Comment by jaggederest
6 days ago
I swear I did this once in school, to a teacher with a notoriously circuitous manner of speaking, by holding up my fingers and counting the filler words, and he slowly noticed it, became mildly horrified, and... fixed it, within about 6 weeks. Pretty impressive, I wonder what he did to change so quickly.
Originally he'd take 2 minutes to get through his name and phone number on a voicemail, and a few months later you wouldn't even recognize him by how clear and concise he was.
Wonderful story but we must also acknowledge the teacher for going along with it so gracefully
All the credit is his, I was just a dumb little punk who didn't know better. Handling it gracefully and making such an astounding change in response.
With how great speech recognition is becoming, it seems like this is something remote workers could easily discreetly do since our conversations tend to be stationary, through a computer, and with only a small part of our body visible. Just wire up some electrodes to zap you every time the computer detects filler. I'm now seriously considering doing it myself.
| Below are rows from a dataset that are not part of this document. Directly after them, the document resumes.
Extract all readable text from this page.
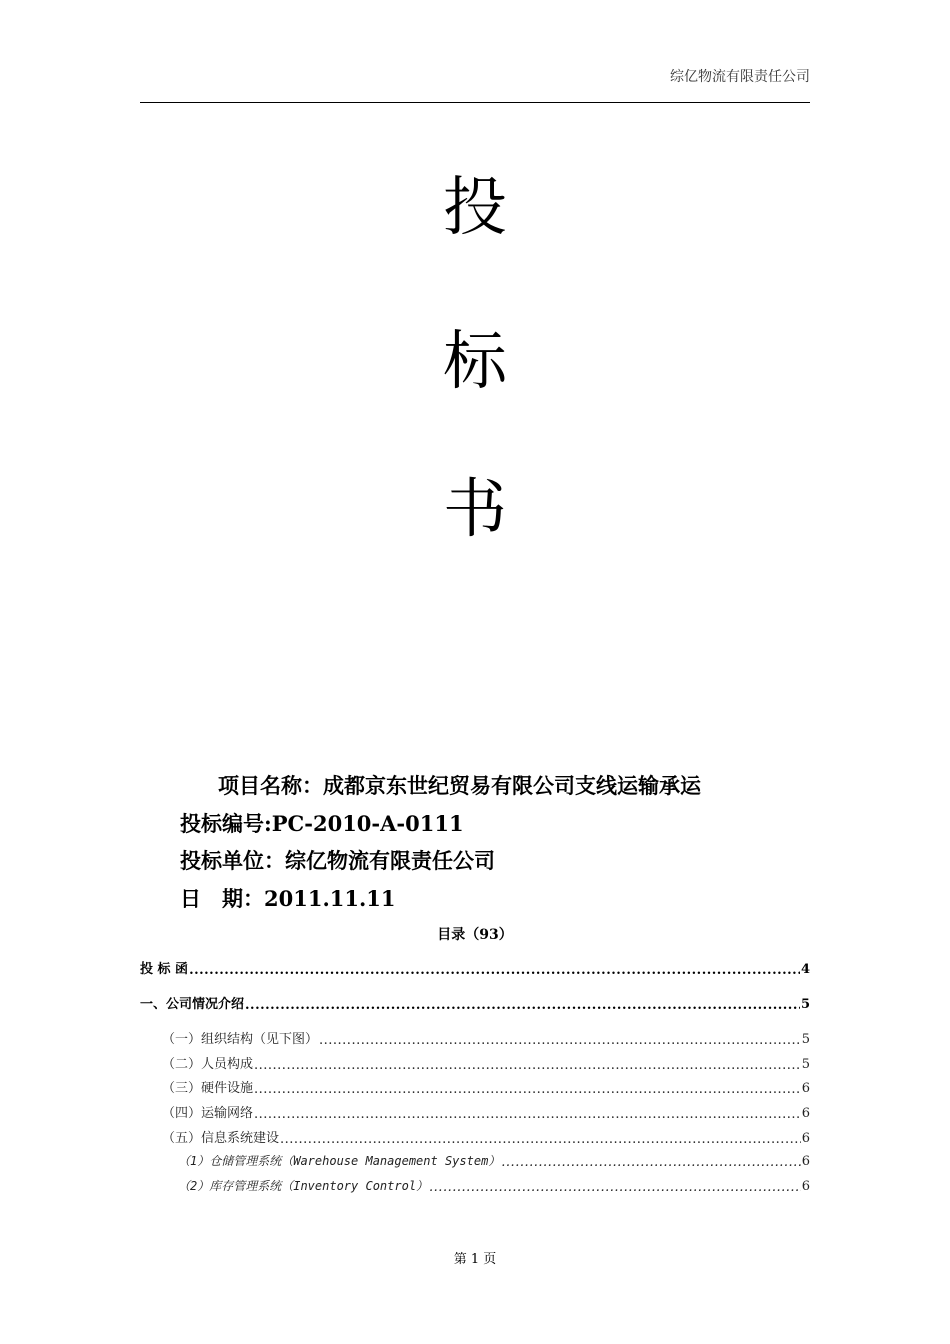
综亿物流有限责任公司
投
标
书
项目名称：成都京东世纪贸易有限公司支线运输承运
投标编号:PC-2010-A-0111
投标单位：综亿物流有限责任公司
日　期：2011.11.11
目录（93）
投 标 函 .....	4
一、公司情况介绍 .....	5
（一）组织结构（见下图） .....	5
（二）人员构成 .....	5
（三）硬件设施 .....	6
（四）运输网络 .....	6
（五）信息系统建设 .....	6
（1）仓储管理系统（Warehouse Management System） .....	6
（2）库存管理系统（Inventory Control） .....	6
第 1 页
One of our app devs built this recently, but for swearing:
https://youtube.com/shorts/FthRCwn1JuM?si=lC3eWAUI7sV-LL-r
A wearable speech coach would be awesome, though. Detect filler words and give you an alert on your HUD when it detects "uh" "uhm" etc.
Neat! Without the electrodes I don't think it would be effective for me for "uhh" / "uhm". Considering how unconscious filler words are, I think I'd need the immediate unignorable feedback. But you've got all the logic there, it just needs to be made more violent.
How should the speech coach stimulate you when it detects you using a particularly euphonously or impactfully?
It would be about as easy, and certainly less painful, to just have a video processor remove and smooth over filler words in real time.
If the filler words are excessive it would slow down the apparent rate of speech, but obviously not the real rate of speech, by definition, since we're only removing words with zero semantic value.
Why are filler words bad? Why do we need to be trained not to use them?
People in this thread point out that filler words make communication less effective, primarily by being distracting.
if you've got nothing to say, you're just adding noise.